Cette négociation doit aussi porter sur :
- la lutte contre toute discrimination en matière de recrutement, d’emploi et d’accès à la formation professionnelle
- l’insertion professionnelle et le maintien dans l’emploi des travailleurs handicapés
- les modalités de définition d'un régime de prévoyance et de complémentaire santé, à défaut de couverture par un accord de branche ou un accord d'entreprise
 - l'exercice du droit d'expression directe et collective des salariés.

La négociation sur la gestion des emplois et des parcours professionnels

Sauf accord de méthode, une négociation sur la gestion des emplois et des parcours professionnels doit avoir lieu tous les trois ans, dans les entreprises de 300 salariés ou plus. Elle doit également être organisée dans les entreprises et groupes d'entreprises de dimension communautaire comportant au moins un établissement ou une entreprise de 150 salariés en France.

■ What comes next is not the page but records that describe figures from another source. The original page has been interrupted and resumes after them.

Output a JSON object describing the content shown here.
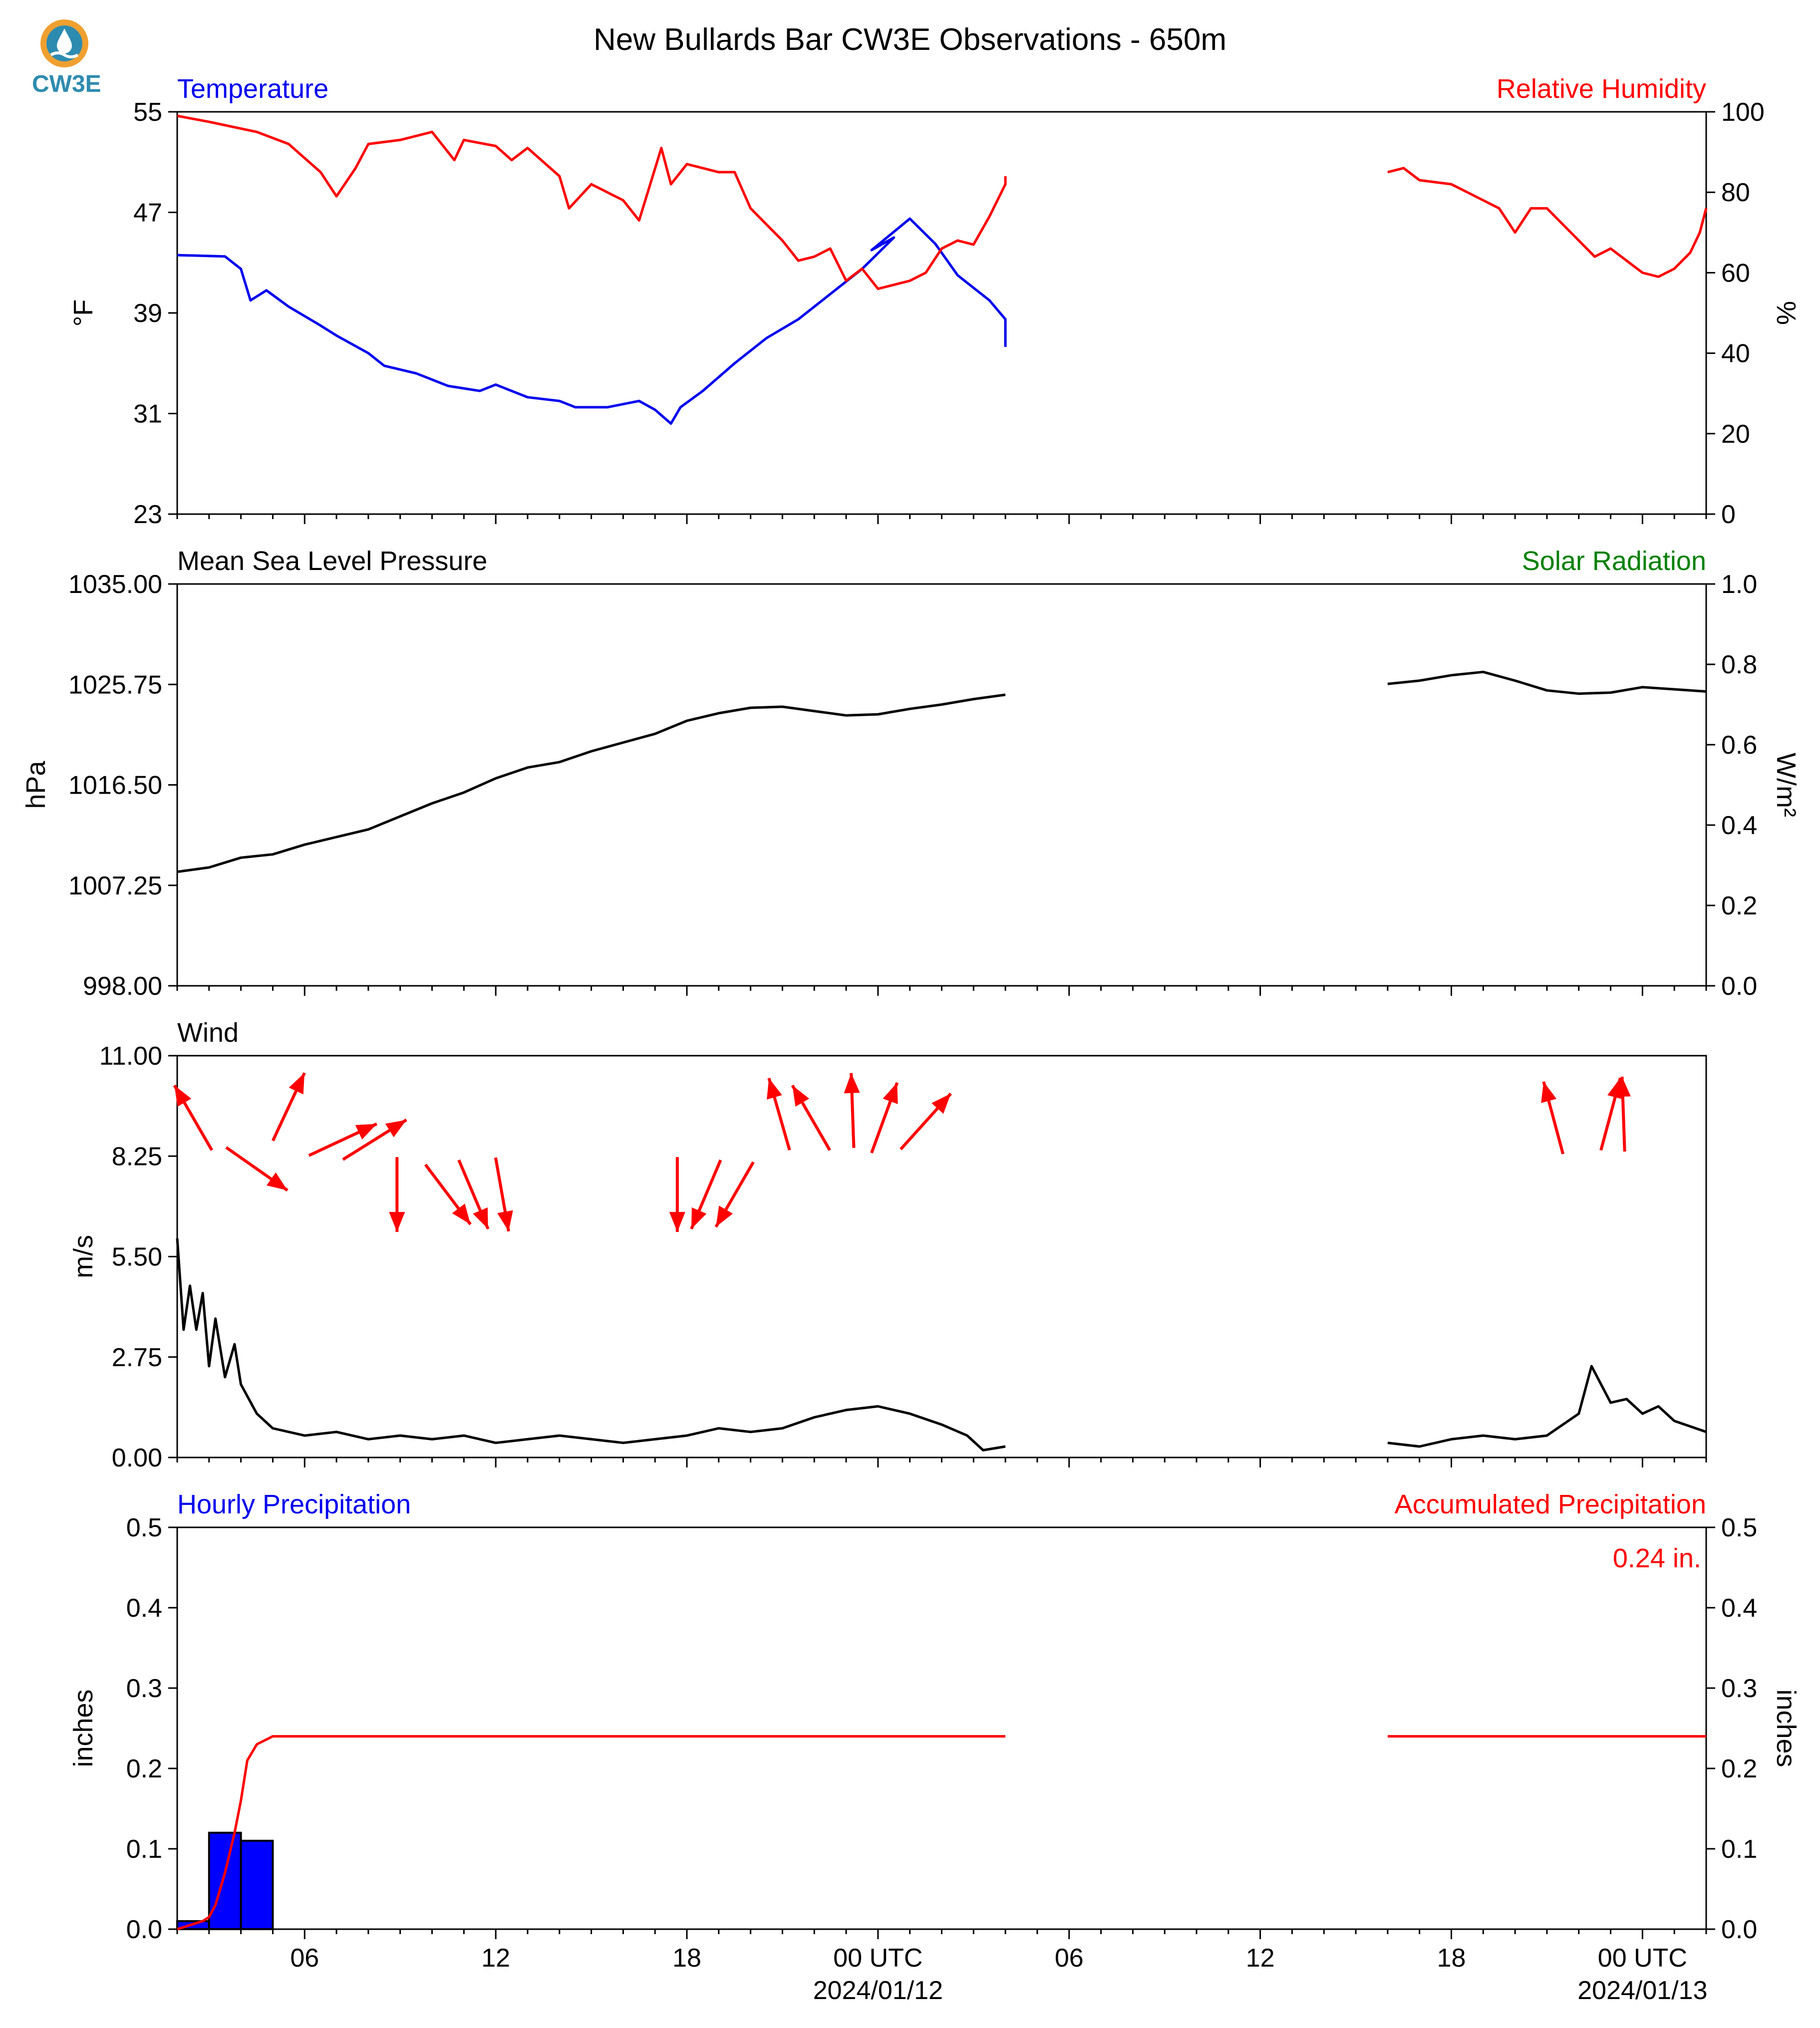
{
  "title": "New Bullards Bar CW3E Observations - 650m",
  "logo": {
    "text": "CW3E",
    "icon": "cw3e-drop-logo-icon"
  },
  "colors": {
    "blue": "#0000ee",
    "red": "#ff0000",
    "green": "#008000",
    "black": "#000000"
  },
  "x_axis": {
    "hour_labels": [
      "06",
      "12",
      "18",
      "00 UTC",
      "06",
      "12",
      "18",
      "00 UTC"
    ],
    "date_labels": [
      "2024/01/12",
      "2024/01/13"
    ]
  },
  "chart_data": [
    {
      "type": "line",
      "name": "temperature-humidity-panel",
      "left_title": "Temperature",
      "right_title": "Relative Humidity",
      "ylabel": "°F",
      "y2label": "%",
      "ylim": [
        23,
        55
      ],
      "yticks": [
        "23",
        "31",
        "39",
        "47",
        "55"
      ],
      "y2lim": [
        0,
        100
      ],
      "y2ticks": [
        "0",
        "20",
        "40",
        "60",
        "80",
        "100"
      ],
      "x_range_hours": [
        0,
        48
      ],
      "gap_hours": [
        26,
        38
      ],
      "series": [
        {
          "name": "Temperature",
          "axis": "left",
          "color": "#0000ee",
          "points": [
            [
              0,
              43.6
            ],
            [
              1.5,
              43.5
            ],
            [
              2,
              42.5
            ],
            [
              2.3,
              40
            ],
            [
              2.8,
              40.8
            ],
            [
              3.5,
              39.5
            ],
            [
              4.5,
              38
            ],
            [
              5,
              37.2
            ],
            [
              6,
              35.8
            ],
            [
              6.5,
              34.8
            ],
            [
              7.5,
              34.2
            ],
            [
              8.5,
              33.2
            ],
            [
              9.5,
              32.8
            ],
            [
              10,
              33.3
            ],
            [
              11,
              32.3
            ],
            [
              12,
              32
            ],
            [
              12.5,
              31.5
            ],
            [
              13.5,
              31.5
            ],
            [
              14.5,
              32
            ],
            [
              15,
              31.3
            ],
            [
              15.5,
              30.2
            ],
            [
              15.8,
              31.5
            ],
            [
              16.5,
              32.8
            ],
            [
              17.5,
              35
            ],
            [
              18.5,
              37
            ],
            [
              19.5,
              38.5
            ],
            [
              20.5,
              40.5
            ],
            [
              21.5,
              42.5
            ],
            [
              22.5,
              45
            ],
            [
              21.8,
              44
            ],
            [
              23,
              46.5
            ],
            [
              23.8,
              44.5
            ],
            [
              24.5,
              42
            ],
            [
              25.5,
              40
            ],
            [
              26,
              38.5
            ],
            [
              26,
              36.3
            ]
          ]
        },
        {
          "name": "Relative Humidity",
          "axis": "right",
          "color": "#ff0000",
          "points": [
            [
              0,
              99
            ],
            [
              1,
              97.5
            ],
            [
              2.5,
              95
            ],
            [
              3.5,
              92
            ],
            [
              4.5,
              85
            ],
            [
              5,
              79
            ],
            [
              5.6,
              86
            ],
            [
              6,
              92
            ],
            [
              7,
              93
            ],
            [
              8,
              95
            ],
            [
              8.7,
              88
            ],
            [
              9,
              93
            ],
            [
              10,
              91.5
            ],
            [
              10.5,
              88
            ],
            [
              11,
              91
            ],
            [
              12,
              84
            ],
            [
              12.3,
              76
            ],
            [
              13,
              82
            ],
            [
              14,
              78
            ],
            [
              14.5,
              73
            ],
            [
              15.2,
              91
            ],
            [
              15.5,
              82
            ],
            [
              16,
              87
            ],
            [
              17,
              85
            ],
            [
              17.5,
              85
            ],
            [
              18,
              76
            ],
            [
              18.5,
              72
            ],
            [
              19,
              68
            ],
            [
              19.5,
              63
            ],
            [
              20,
              64
            ],
            [
              20.5,
              66
            ],
            [
              21,
              58
            ],
            [
              21.5,
              61
            ],
            [
              22,
              56
            ],
            [
              22.5,
              57
            ],
            [
              23,
              58
            ],
            [
              23.5,
              60
            ],
            [
              24,
              66
            ],
            [
              24.5,
              68
            ],
            [
              25,
              67
            ],
            [
              25.5,
              74
            ],
            [
              26,
              82
            ],
            [
              26,
              84
            ],
            [
              38,
              85
            ],
            [
              38.5,
              86
            ],
            [
              39,
              83
            ],
            [
              40,
              82
            ],
            [
              40.5,
              80
            ],
            [
              41,
              78
            ],
            [
              41.5,
              76
            ],
            [
              42,
              70
            ],
            [
              42.5,
              76
            ],
            [
              43,
              76
            ],
            [
              44,
              68
            ],
            [
              44.5,
              64
            ],
            [
              45,
              66
            ],
            [
              46,
              60
            ],
            [
              46.5,
              59
            ],
            [
              47,
              61
            ],
            [
              47.5,
              65
            ],
            [
              47.8,
              70
            ],
            [
              48,
              76
            ]
          ]
        }
      ]
    },
    {
      "type": "line",
      "name": "pressure-solar-panel",
      "left_title": "Mean Sea Level Pressure",
      "right_title": "Solar Radiation",
      "ylabel": "hPa",
      "y2label": "W/m²",
      "ylim": [
        998.0,
        1035.0
      ],
      "yticks": [
        "998.00",
        "1007.25",
        "1016.50",
        "1025.75",
        "1035.00"
      ],
      "y2lim": [
        0,
        1.0
      ],
      "y2ticks": [
        "0.0",
        "0.2",
        "0.4",
        "0.6",
        "0.8",
        "1.0"
      ],
      "x_range_hours": [
        0,
        48
      ],
      "gap_hours": [
        26,
        38
      ],
      "series": [
        {
          "name": "Mean Sea Level Pressure",
          "axis": "left",
          "color": "#000000",
          "points": [
            [
              0,
              1008.5
            ],
            [
              1,
              1008.9
            ],
            [
              2,
              1009.8
            ],
            [
              3,
              1010.1
            ],
            [
              4,
              1011
            ],
            [
              5,
              1011.7
            ],
            [
              6,
              1012.4
            ],
            [
              7,
              1013.6
            ],
            [
              8,
              1014.8
            ],
            [
              9,
              1015.8
            ],
            [
              10,
              1017.1
            ],
            [
              11,
              1018.1
            ],
            [
              12,
              1018.6
            ],
            [
              13,
              1019.6
            ],
            [
              14,
              1020.4
            ],
            [
              15,
              1021.2
            ],
            [
              16,
              1022.4
            ],
            [
              17,
              1023.1
            ],
            [
              18,
              1023.6
            ],
            [
              19,
              1023.7
            ],
            [
              20,
              1023.3
            ],
            [
              21,
              1022.9
            ],
            [
              22,
              1023.0
            ],
            [
              23,
              1023.5
            ],
            [
              24,
              1023.9
            ],
            [
              25,
              1024.4
            ],
            [
              26,
              1024.8
            ],
            [
              38,
              1025.8
            ],
            [
              39,
              1026.1
            ],
            [
              40,
              1026.6
            ],
            [
              41,
              1026.9
            ],
            [
              42,
              1026.1
            ],
            [
              43,
              1025.2
            ],
            [
              44,
              1024.9
            ],
            [
              45,
              1025.0
            ],
            [
              46,
              1025.5
            ],
            [
              47,
              1025.3
            ],
            [
              48,
              1025.1
            ]
          ]
        }
      ]
    },
    {
      "type": "line",
      "name": "wind-panel",
      "left_title": "Wind",
      "ylabel": "m/s",
      "ylim": [
        0.0,
        11.0
      ],
      "yticks": [
        "0.00",
        "2.75",
        "5.50",
        "8.25",
        "11.00"
      ],
      "x_range_hours": [
        0,
        48
      ],
      "gap_hours": [
        26,
        38
      ],
      "series": [
        {
          "name": "Wind Speed",
          "axis": "left",
          "color": "#000000",
          "points": [
            [
              0,
              6
            ],
            [
              0.2,
              3.5
            ],
            [
              0.4,
              4.7
            ],
            [
              0.6,
              3.5
            ],
            [
              0.8,
              4.5
            ],
            [
              1,
              2.5
            ],
            [
              1.2,
              3.8
            ],
            [
              1.5,
              2.2
            ],
            [
              1.8,
              3.1
            ],
            [
              2,
              2
            ],
            [
              2.5,
              1.2
            ],
            [
              3,
              0.8
            ],
            [
              4,
              0.6
            ],
            [
              5,
              0.7
            ],
            [
              6,
              0.5
            ],
            [
              7,
              0.6
            ],
            [
              8,
              0.5
            ],
            [
              9,
              0.6
            ],
            [
              10,
              0.4
            ],
            [
              11,
              0.5
            ],
            [
              12,
              0.6
            ],
            [
              13,
              0.5
            ],
            [
              14,
              0.4
            ],
            [
              15,
              0.5
            ],
            [
              16,
              0.6
            ],
            [
              17,
              0.8
            ],
            [
              18,
              0.7
            ],
            [
              19,
              0.8
            ],
            [
              20,
              1.1
            ],
            [
              21,
              1.3
            ],
            [
              22,
              1.4
            ],
            [
              23,
              1.2
            ],
            [
              24,
              0.9
            ],
            [
              24.8,
              0.6
            ],
            [
              25.3,
              0.2
            ],
            [
              26,
              0.3
            ],
            [
              38,
              0.4
            ],
            [
              39,
              0.3
            ],
            [
              40,
              0.5
            ],
            [
              41,
              0.6
            ],
            [
              42,
              0.5
            ],
            [
              43,
              0.6
            ],
            [
              44,
              1.2
            ],
            [
              44.4,
              2.5
            ],
            [
              45,
              1.5
            ],
            [
              45.5,
              1.6
            ],
            [
              46,
              1.2
            ],
            [
              46.5,
              1.4
            ],
            [
              47,
              1.0
            ],
            [
              48,
              0.7
            ]
          ]
        }
      ],
      "wind_arrows": [
        {
          "hour": 0.5,
          "dir_deg": 330,
          "y": 9.3
        },
        {
          "hour": 3.5,
          "dir_deg": 25,
          "y": 9.6
        },
        {
          "hour": 2.5,
          "dir_deg": 125,
          "y": 7.9
        },
        {
          "hour": 5.2,
          "dir_deg": 65,
          "y": 8.7
        },
        {
          "hour": 6.2,
          "dir_deg": 58,
          "y": 8.7
        },
        {
          "hour": 6.9,
          "dir_deg": 180,
          "y": 7.2
        },
        {
          "hour": 8.5,
          "dir_deg": 143,
          "y": 7.2
        },
        {
          "hour": 9.3,
          "dir_deg": 157,
          "y": 7.2
        },
        {
          "hour": 10.2,
          "dir_deg": 170,
          "y": 7.2
        },
        {
          "hour": 15.7,
          "dir_deg": 180,
          "y": 7.2
        },
        {
          "hour": 16.6,
          "dir_deg": 203,
          "y": 7.2
        },
        {
          "hour": 17.5,
          "dir_deg": 210,
          "y": 7.2
        },
        {
          "hour": 18.9,
          "dir_deg": 344,
          "y": 9.4
        },
        {
          "hour": 19.9,
          "dir_deg": 330,
          "y": 9.3
        },
        {
          "hour": 21.2,
          "dir_deg": 358,
          "y": 9.5
        },
        {
          "hour": 22.2,
          "dir_deg": 20,
          "y": 9.3
        },
        {
          "hour": 23.5,
          "dir_deg": 42,
          "y": 9.2
        },
        {
          "hour": 43.2,
          "dir_deg": 345,
          "y": 9.3
        },
        {
          "hour": 45.0,
          "dir_deg": 15,
          "y": 9.4
        },
        {
          "hour": 45.4,
          "dir_deg": 358,
          "y": 9.4
        }
      ]
    },
    {
      "type": "bar",
      "name": "precipitation-panel",
      "left_title": "Hourly Precipitation",
      "right_title": "Accumulated Precipitation",
      "ylabel": "inches",
      "y2label": "inches",
      "ylim": [
        0.0,
        0.5
      ],
      "yticks": [
        "0.0",
        "0.1",
        "0.2",
        "0.3",
        "0.4",
        "0.5"
      ],
      "y2lim": [
        0.0,
        0.5
      ],
      "y2ticks": [
        "0.0",
        "0.1",
        "0.2",
        "0.3",
        "0.4",
        "0.5"
      ],
      "x_range_hours": [
        0,
        48
      ],
      "gap_hours": [
        26,
        38
      ],
      "annotation": "0.24 in.",
      "bars": [
        {
          "start_hour": 0,
          "end_hour": 1,
          "value": 0.01
        },
        {
          "start_hour": 1,
          "end_hour": 2,
          "value": 0.12
        },
        {
          "start_hour": 2,
          "end_hour": 3,
          "value": 0.11
        }
      ],
      "bar_color": "#0000ff",
      "series": [
        {
          "name": "Accumulated Precipitation",
          "axis": "right",
          "color": "#ff0000",
          "points": [
            [
              0,
              0
            ],
            [
              0.8,
              0.01
            ],
            [
              1,
              0.015
            ],
            [
              1.2,
              0.03
            ],
            [
              1.5,
              0.07
            ],
            [
              1.8,
              0.12
            ],
            [
              2.0,
              0.16
            ],
            [
              2.2,
              0.21
            ],
            [
              2.5,
              0.23
            ],
            [
              3,
              0.24
            ],
            [
              26,
              0.24
            ],
            [
              38,
              0.24
            ],
            [
              48,
              0.24
            ]
          ]
        }
      ]
    }
  ]
}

Basé sur les orientations stratégiques de l'entreprise, cette négociation doit porter sur :
- la mise en place d'un dispositif de GPEC et les mesures d'accompagnement associées, en particulier en matière de formation, d'abondement du CPF, de VAE, de bilan de compétences et de mobilité professionnelle et géographique des salariés
- le cas échéant, les conditions de la mobilité professionnelle ou géographique interne à l'entreprise (art L. 2242-21)
- les grandes orientations à 3 ans de la formation professionnelle dans l'entreprise et les objectifs du plan de développement des compétences, en particulier les catégories de salariés et d'emplois auxquels ce dernier est consacré en priorité, les compétences et qualifications à acquérir pendant la période de validité de l'accord ainsi que les critères et modalités d'abondement par l'employeur du CPF.
- les perspectives de recours par l'employeur aux différents contrats de travail, au travail à temps partiel et aux stages, ainsi que les moyens mis en œuvre pour diminuer le recours aux emplois précaires dans l'entreprise au profit des CDI
- les conditions dans lesquelles les entreprises sous-traitantes sont informées des orientations stratégiques de l'entreprise ayant un effet sur leurs métiers, l'emploi et les compétences
- le déroulement de carrière des salariés exerçant des responsabilités syndicales et l'exercice de leurs fonctions.

Cette négociation peut également porter sur :
- les catégories d'emplois menacés par les évolutions économiques ou technologiques,
- les modalités d'association des entreprises sous-traitantes au dispositif de GPEC,
- les conditions de participation de l'entreprise aux actions de GPEC mises en œuvre à l'échelle de son territoire
- les congés de mobilité
- la formation et l'insertion des jeunes, l'alternance, l'accueil des stagiaires,
- la transmission des compétences,
- l'emploi et les conditions de travail des salariés âgés.